Livre. Dans le roman La Servante écarlate (Robert Laffont, 1987), les femmes opprimées par un régime machiste se retrouvent autour d’un slogan : « nolite te bastardes carborundorum », traduit par « ne laissez pas les salopards vous broyer ». Comme Margaret Atwood dans sa célèbre dystopie, l’avocate et militante féministe Violaine de Filippis-Abate appelle les femmes, dans un essai intitulé La Résistance écarlate (Payot, 224 pages, 20 euros), à s’organiser face aux menaces qui pèsent sur leurs droits et dont elle dresse un panorama non exhaustif, mais déjà glaçant.
Le rapport 2024 de la coalition internationale Equal Measures révèle qu’entre 2019 et 2022 près de 40 % des pays ont régressé ou stagné en matière d’égalité. Ce recul est mondial et systémique : ces attaques, en s’en prenant aux libertés sexuelles et contraceptives, économiques et politiques, n’épargnent aucun pan de l’existence des femmes. L’autrice y voit un continuum de violences qui va des micro-agressions du quotidien au recul des droits les plus fondamentaux.
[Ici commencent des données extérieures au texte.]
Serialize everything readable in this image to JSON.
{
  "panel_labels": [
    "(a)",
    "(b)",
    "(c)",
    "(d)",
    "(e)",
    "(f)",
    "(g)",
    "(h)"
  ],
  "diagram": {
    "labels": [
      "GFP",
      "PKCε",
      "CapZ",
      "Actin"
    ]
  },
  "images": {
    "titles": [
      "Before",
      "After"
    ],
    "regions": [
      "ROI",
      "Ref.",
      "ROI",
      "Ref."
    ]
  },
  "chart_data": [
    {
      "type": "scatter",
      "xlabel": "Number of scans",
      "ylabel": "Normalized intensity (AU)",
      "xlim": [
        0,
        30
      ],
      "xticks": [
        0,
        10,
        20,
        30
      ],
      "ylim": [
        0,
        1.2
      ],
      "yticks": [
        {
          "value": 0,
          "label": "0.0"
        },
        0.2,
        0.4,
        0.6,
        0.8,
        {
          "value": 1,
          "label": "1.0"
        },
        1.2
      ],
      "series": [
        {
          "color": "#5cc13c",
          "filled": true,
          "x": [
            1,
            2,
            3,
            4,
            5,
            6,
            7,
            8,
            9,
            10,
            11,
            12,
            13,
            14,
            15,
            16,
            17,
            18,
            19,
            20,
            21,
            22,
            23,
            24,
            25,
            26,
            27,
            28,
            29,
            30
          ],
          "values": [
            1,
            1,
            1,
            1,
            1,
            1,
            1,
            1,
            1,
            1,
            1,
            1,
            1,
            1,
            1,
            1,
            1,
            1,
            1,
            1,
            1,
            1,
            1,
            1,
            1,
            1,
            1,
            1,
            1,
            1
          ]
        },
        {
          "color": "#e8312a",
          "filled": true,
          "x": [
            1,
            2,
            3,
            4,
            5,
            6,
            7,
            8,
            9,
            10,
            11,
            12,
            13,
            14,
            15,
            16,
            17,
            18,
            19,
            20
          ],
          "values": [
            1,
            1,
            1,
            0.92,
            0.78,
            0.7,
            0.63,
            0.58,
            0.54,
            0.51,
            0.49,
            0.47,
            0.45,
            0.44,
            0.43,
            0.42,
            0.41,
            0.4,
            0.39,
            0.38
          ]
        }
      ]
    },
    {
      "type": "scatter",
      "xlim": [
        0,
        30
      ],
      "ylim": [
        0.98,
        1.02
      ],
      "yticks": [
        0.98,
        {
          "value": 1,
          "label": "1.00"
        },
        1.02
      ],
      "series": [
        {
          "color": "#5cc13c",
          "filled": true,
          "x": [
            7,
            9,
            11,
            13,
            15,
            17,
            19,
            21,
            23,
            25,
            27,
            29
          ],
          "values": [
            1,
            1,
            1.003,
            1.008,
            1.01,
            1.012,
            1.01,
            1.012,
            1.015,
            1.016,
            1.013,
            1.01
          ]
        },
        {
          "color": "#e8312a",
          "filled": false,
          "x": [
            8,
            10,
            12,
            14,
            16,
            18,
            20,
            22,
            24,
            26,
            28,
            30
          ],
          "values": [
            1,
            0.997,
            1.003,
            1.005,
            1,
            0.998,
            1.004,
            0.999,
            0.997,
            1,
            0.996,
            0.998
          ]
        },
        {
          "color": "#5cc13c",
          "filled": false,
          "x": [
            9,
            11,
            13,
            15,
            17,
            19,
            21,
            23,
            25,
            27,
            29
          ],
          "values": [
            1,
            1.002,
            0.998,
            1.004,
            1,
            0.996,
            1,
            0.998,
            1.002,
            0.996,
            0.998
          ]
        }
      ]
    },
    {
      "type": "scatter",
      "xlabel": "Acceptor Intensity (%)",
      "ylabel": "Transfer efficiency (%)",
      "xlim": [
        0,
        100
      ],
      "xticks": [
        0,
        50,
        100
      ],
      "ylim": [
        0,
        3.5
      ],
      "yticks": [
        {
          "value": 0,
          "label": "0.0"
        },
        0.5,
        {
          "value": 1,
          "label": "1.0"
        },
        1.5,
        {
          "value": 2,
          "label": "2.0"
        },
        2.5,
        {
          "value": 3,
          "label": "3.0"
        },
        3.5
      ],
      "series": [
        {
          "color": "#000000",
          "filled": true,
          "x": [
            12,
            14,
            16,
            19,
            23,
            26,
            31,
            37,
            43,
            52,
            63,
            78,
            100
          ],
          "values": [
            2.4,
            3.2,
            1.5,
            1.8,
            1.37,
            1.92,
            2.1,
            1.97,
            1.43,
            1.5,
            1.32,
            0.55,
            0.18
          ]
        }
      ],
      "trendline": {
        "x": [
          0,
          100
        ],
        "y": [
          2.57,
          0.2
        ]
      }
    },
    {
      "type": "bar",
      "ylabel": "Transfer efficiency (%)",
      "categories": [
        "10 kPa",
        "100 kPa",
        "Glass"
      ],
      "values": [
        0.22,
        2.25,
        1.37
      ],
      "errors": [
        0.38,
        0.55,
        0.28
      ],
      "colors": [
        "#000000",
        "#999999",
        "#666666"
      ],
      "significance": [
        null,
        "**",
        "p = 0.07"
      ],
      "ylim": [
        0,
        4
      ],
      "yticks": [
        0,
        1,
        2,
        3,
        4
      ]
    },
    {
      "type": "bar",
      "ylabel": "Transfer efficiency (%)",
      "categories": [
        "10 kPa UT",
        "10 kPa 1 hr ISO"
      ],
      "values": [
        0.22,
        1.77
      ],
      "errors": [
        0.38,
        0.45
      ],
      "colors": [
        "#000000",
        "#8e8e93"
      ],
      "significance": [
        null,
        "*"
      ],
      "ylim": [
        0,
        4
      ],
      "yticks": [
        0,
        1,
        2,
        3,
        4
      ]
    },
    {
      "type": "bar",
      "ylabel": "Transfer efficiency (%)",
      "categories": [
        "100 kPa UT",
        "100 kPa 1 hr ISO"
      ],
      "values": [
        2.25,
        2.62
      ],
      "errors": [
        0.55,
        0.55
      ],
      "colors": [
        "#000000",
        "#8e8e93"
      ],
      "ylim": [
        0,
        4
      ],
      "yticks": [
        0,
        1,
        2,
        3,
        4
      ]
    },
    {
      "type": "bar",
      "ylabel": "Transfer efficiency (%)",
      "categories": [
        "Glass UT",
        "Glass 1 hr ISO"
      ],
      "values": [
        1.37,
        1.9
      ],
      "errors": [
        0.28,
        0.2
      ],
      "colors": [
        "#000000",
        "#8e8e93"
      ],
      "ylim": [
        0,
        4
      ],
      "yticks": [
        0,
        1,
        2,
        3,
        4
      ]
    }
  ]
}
Toutes ces choses participent d’un revanchisme masculin à dimension planétaire, soutenu par des discours réactionnaires de plus en plus répandus, et une culture populaire toujours encline à véhiculer des clichés sexistes.
Violaine de Filippis-Abate prend bien le soin de faire la distinction entre les théocraties afghane ou iranienne et les régimes autoritaires en occident : les situations « sont certes incomparables », reconnaît l’autrice. Mais on regrette parfois qu’elle insiste trop peu sur ces écarts et les spécificités des différents exemples cités dans l’ouvrage.
Un certain degré de misogynie
Cette régression généralisée n’est pas un « accident de l’histoire ». Ce phénomène résulte selon l’autrice d’une convergence entre des projets idéologiques qui, s’ils sont très différents les uns des autres – « le techno-libertarianisme, l’autoritarisme politique, le populisme identitaire et l’extrémisme religieux » – ont en commun un certain degré de misogynie. Elle pointe également la responsabilité d’hommes du monde entier, persuadés que le combat féministe serait désormais obsolète, excessif et inutilement bruyant.